Orienteering 53:58 [4] *** 10.35 km (5:13 / km) +122m 4:55 / km
ahr:168 max:190 23c shoes: 201006 Inov-8 X-talon 212

Today's activity was an excellent sprint on the Tufts map sandwiched between two street-O legs set by Brendan. I should have reset my watch between legs, but I didn't want to stop.

The first leg of the street-O was basically a warmup, and I cruised it at 5:00/km. While I was running aggressively on the sprint, my average speed slowed to 5:28/km - measured by actual distance, not race distance. I started alone, spotted Stephen charging to 7 while I was running to 3, and caught up to him after he made a mistake at 13. The leg to 15 was a long straightaway, and he blazed past me. I had him in my sights until I passed him at 20, when he slowed to a walk for some reason for a few moments.

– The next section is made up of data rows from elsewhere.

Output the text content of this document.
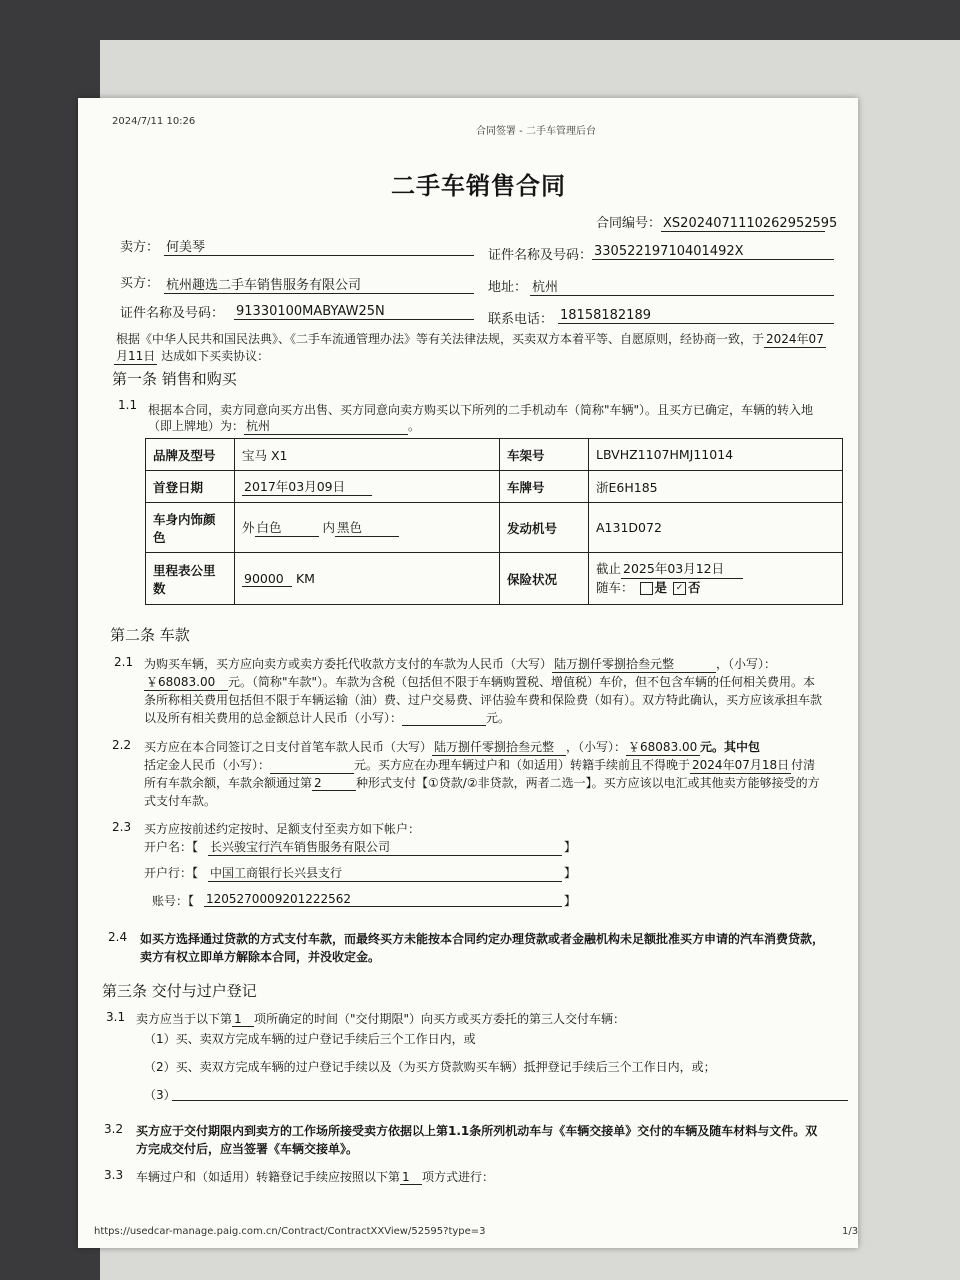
2024/7/11 10:26
合同签署 - 二手车管理后台
二手车销售合同
合同编号： XS2024071110262952595
卖方： 何美琴
证件名称及号码： 33052219710401492X
买方： 杭州趣选二手车销售服务有限公司	地址： 杭州
证件名称及号码： 91330100MABYAW25N
联系电话： 18158182189
根据《中华人民共和国民法典》、《二手车流通管理办法》等有关法律法规，买卖双方本着平等、自愿原则，经协商一致，于 2024年07
月11日 达成如下买卖协议：
第一条 销售和购买
1.1 根据本合同，卖方同意向买方出售、买方同意向卖方购买以下所列的二手机动车（简称"车辆"）。且买方已确定，车辆的转入地
（即上牌地）为： 杭州	。
品牌及型号	宝马 X1	车架号	LBVHZ1107HMJ11014
首登日期	2017年03月09日	车牌号	浙E6H185
车身内饰颜色	外 白色 内 黑色	发动机号	A131D072
里程表公里数	90000 KM	保险状况	截止 2025年03月12日
随车： 是 ✓ 否
第二条 车款
2.1 为购买车辆，买方应向卖方或卖方委托代收款方支付的车款为人民币（大写） 陆万捌仟零捌拾叁元整	，（小写）：
￥68083.00 元。（简称"车款"）。车款为含税（包括但不限于车辆购置税、增值税）车价，但不包含车辆的任何相关费用。本
条所称相关费用包括但不限于车辆运输（油）费、过户交易费、评估验车费和保险费（如有）。双方特此确认，买方应该承担车款
以及所有相关费用的总金额总计人民币（小写）：	元。
2.2 买方应在本合同签订之日支付首笔车款人民币（大写） 陆万捌仟零捌拾叁元整 ，（小写）： ￥68083.00 元。其中包
括定金人民币（小写）：	元。买方应在办理车辆过户和（如适用）转籍手续前且不得晚于 2024年07月18日 付清
所有车款余额，车款余额通过第 2	种形式支付【①贷款/②非贷款，两者二选一】。买方应该以电汇或其他卖方能够接受的方
式支付车款。
2.3 买方应按前述约定按时、足额支付至卖方如下帐户：
开户名：【 长兴骏宝行汽车销售服务有限公司	】
开户行：【 中国工商银行长兴县支行	】
账号：【 1205270009201222562	】
2.4 如买方选择通过贷款的方式支付车款，而最终买方未能按本合同约定办理贷款或者金融机构未足额批准买方申请的汽车消费贷款，
卖方有权立即单方解除本合同，并没收定金。
第三条 交付与过户登记
3.1 卖方应当于以下第 1 项所确定的时间（"交付期限"）向买方或买方委托的第三人交付车辆：
（1）买、卖双方完成车辆的过户登记手续后三个工作日内，或
（2）买、卖双方完成车辆的过户登记手续以及（为买方贷款购买车辆）抵押登记手续后三个工作日内，或；
（3）
3.2 买方应于交付期限内到卖方的工作场所接受卖方依据以上第1.1条所列机动车与《车辆交接单》交付的车辆及随车材料与文件。双
方完成交付后，应当签署《车辆交接单》。
3.3 车辆过户和（如适用）转籍登记手续应按照以下第 1 项方式进行：
https://usedcar-manage.paig.com.cn/Contract/ContractXXView/52595?type=3	1/3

He started up again and beat me to the point, but was delayed when he ran into Lori after charging down the hill to 22. I got ahead and stayed in the lead until after the finish, when we passed Ali stretching. The spike in my speed at 39:25 - when I accelerated briefly to 3:06/km, was my desperate but futile effort to stay ahead of him. My sprint time was 25:22.4 or something (and I was apparently nemesis'd).

I gingerly cruised around on the second street-O until I heard Ali closing from behind. She has a much quieter step than Stephen, Ross, or the usual suspects, so I didn't realize how close she was. I immediately kicked back into high gear - not because I'm so blindly competitive that I can't tolerate the thought of Ali beating me, but because competition with peers is exhilarating. I stayed ahead of her, and we ran into Stephen at 47:45 in my track. He grabbed on to us, then the three of us kicked it up another gear. I am quite sure Stephen was being playful - that he could have bolted away without much effort, but I was fighting as hard as I could to stay up. Those two minutes that we charged up Summer St were sublime; nothing mattered, nothing was real to me but the three of us and our mutual goal. As turbulent and tiring as it was, there was a stillness, a moment free of thought or feeling. Had I resources to spare in that moment, I would have thought of the soundtrack to Chariots of Fire. It was beautiful. This is the purpose for nemeses, for peers of the shoe, for the challenges we set ourselves: to motivate us to excel. (Naturally, it would have been great to excel at faster than 4:00/km, but speed will come.)

Running with Ali and Stephen in that moment was a delight, the magnitude of which was matched only by my catastrophic demise moments later, as we turned onto a steep incline on Porter St. I had nothing left; my pitiful fitness had been stretched to its limit, and with my waning strength, I could only flail in vain at the edifice of concrete before me. Just as my heart rate inched past 190, I failed. Stephen and Ali cruised ahead, and the moment was gone. I scrambled up the hill, then ran back down to the finish.

Brendan had prepared a scrumptious dinner, and Alex joined Lori, Stephen, Presto, Ali, Dean, and I for food, company, and good cheer.